The task in question was a simple implementation of arithmetic coding
using LINQ to Objects. Basically arithmetic encoding writes a number telling how many times a symbol repeats and then the symbol that repeats. For example 111 is encoded as 31 (3 times 1) and 21 is encoded as 1211 (1 time 2 and 1 time 1). The original version was this:
public static string Encode(string input)
StringBuilder result = new StringBuilder();
var piece = input.AsEnumerable();
var u0 = piece.First();
var first = piece.TakeWhile(c => c == u0);
var count = first.Count();
piece = piece.Skip(count);
The algorithm takes the first character of the string ( piece.First() ) queries for repeating characters ( piece.TakeWhile(c => c == u0) ), counts the number of repeating characters ( first.Count() ), encodes them in the result ( result.Append(count.ToString()).Append(u0) ) then reassigns what is left to the same variable ( piece = piece.Skip(count); ) and continues looping until the input is depleted ( while (piece.Any()) ).
If you test it with a short string it works fine:
string input = "1234567890abcdefghijklmnopqrstuvwxyz";
string result = Encode(input);
However if you pass a longer input it becomes really slow:
for (int i = 0; i < 20; i++)
input += "1234567890abcdefghijklmnopqrstuvwxyz";
result = Encode(input);
The reason for this behavior is that LINQ extension methods defer the execution. When you query an enumerable you do not produce a new collection. You produce an enumerable class that contains the original enumerable and contains information on how to produce a new enumerable. When invoked the new enumerable is produced using this information. Note that like all enumerable objects every enumerator that is produced is independent of the previous one. The fact that you enumerated the collection one does not mean that the next time you enumerate the same enumerator would be used. In fact a new one would be produced.
In this case the Skip() method produces its result in that way. When we assign it to the piece variable we get an enumerable that can be called when needed. However the next time we call the Skip() method we produce an enumerable that contains the previous enumerable. In order to execute the result it has to invoke the original nested enumerable which in turn has to invoke its own nested enumerable and so on until they recursively reach the original string. Creating and destroying the amount of enumerators needed for a longer string kills the performance.

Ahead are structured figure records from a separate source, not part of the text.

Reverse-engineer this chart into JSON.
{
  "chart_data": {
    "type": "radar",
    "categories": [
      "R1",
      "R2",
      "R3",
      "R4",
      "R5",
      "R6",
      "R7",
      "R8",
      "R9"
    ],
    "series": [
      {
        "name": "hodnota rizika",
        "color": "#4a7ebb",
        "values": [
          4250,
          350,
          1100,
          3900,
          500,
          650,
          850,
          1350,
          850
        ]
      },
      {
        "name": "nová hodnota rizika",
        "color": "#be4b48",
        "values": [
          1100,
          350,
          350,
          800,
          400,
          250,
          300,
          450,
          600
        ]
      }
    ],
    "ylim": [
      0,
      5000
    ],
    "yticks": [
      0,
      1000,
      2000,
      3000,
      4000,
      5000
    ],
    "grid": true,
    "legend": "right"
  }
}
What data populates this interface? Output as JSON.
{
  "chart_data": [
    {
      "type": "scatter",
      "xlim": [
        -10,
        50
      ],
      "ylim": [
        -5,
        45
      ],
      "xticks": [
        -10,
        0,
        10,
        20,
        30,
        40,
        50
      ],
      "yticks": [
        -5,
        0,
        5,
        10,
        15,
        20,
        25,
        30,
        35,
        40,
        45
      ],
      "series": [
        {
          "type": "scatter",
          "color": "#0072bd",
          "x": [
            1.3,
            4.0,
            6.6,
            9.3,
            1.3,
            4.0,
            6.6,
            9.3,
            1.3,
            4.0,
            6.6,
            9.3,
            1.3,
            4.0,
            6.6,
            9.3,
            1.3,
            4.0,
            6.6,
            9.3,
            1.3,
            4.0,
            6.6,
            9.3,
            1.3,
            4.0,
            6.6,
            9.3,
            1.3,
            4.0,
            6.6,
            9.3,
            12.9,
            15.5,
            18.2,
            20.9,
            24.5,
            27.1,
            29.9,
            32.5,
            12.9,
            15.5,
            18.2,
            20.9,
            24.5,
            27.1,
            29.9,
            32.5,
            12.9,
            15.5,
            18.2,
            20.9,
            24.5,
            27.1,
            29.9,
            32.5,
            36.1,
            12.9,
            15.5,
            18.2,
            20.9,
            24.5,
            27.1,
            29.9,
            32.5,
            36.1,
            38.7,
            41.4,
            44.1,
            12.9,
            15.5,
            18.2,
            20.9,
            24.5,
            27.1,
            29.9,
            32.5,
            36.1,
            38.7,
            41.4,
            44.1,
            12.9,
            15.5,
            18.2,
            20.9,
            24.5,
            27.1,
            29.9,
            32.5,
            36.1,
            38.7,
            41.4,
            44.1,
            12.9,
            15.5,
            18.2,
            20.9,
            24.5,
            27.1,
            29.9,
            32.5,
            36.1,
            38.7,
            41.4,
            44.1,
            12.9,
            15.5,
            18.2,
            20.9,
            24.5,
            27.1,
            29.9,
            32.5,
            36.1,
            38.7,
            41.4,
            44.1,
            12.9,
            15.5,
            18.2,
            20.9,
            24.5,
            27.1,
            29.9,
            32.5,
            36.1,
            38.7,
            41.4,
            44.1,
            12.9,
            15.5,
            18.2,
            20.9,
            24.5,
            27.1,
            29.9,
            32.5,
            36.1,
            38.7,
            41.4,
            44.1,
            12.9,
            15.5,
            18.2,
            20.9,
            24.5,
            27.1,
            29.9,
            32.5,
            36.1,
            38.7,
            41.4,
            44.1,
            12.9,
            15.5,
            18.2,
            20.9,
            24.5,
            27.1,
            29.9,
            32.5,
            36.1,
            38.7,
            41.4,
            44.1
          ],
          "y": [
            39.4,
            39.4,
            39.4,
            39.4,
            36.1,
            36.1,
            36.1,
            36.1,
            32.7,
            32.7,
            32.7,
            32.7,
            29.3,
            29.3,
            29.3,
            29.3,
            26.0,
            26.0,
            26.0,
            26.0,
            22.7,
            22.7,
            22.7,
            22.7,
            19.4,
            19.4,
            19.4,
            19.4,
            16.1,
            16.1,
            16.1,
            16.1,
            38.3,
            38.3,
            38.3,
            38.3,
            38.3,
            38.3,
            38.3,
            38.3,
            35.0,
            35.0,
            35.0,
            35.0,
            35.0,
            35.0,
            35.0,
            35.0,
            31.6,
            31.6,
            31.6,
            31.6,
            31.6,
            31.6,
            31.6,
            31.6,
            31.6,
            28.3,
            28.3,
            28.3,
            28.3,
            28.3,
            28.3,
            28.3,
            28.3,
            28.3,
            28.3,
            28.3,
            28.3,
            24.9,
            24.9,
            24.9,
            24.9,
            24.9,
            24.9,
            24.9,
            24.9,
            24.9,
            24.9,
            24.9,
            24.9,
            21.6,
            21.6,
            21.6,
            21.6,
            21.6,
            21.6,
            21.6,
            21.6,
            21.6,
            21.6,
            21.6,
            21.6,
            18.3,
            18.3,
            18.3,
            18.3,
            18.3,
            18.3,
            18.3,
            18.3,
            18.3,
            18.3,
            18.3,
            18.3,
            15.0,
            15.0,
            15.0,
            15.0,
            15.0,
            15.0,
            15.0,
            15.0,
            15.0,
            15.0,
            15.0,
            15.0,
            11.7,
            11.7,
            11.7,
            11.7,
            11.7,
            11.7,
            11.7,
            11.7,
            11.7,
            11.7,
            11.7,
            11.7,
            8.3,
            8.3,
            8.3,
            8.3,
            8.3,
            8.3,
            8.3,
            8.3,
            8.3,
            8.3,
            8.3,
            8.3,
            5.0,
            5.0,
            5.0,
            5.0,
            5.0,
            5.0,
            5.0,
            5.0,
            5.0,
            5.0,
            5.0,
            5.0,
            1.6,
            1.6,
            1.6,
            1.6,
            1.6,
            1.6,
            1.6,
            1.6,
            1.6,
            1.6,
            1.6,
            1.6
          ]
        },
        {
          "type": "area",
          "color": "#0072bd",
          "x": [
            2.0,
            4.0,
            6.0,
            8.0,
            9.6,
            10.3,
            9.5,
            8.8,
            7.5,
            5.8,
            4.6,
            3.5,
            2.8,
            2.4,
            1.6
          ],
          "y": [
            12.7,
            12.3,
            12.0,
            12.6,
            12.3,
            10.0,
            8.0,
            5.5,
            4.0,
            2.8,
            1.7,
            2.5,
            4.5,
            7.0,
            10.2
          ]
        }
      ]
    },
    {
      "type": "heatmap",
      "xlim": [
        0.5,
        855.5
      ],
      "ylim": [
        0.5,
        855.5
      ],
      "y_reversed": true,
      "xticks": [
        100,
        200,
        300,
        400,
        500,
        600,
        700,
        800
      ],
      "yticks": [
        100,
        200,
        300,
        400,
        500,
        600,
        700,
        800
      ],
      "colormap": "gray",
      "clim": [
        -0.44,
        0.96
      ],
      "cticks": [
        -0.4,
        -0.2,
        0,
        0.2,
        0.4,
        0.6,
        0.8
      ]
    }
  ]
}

The good news is that we can easily solve this problem. We just need to add ToArray() after the Skip() method:
piece = piece.Skip(count).ToArray();
This method will create an array from the enumerable. This way we avoid all the nesting because the array is produced on the spot just once. Suddenly the performance is back to normal and this method works just fine. Of course if you need every bit of performance there are better ways to solve this task in C#. This method still creates a lot of objects and arrays and puts some pressure on the garbage collector. However the performance here suffers the most by input that is not suitable for arithmetic coding in the first place (i.e. one that does not consist of long sequences of repeating symbols).
I hope that this will help you avoid performance problems with LINQ to Objects. I have no doubt that everyone is using it. I just cannot imagine how people used to write a loop to filter a collection in the past.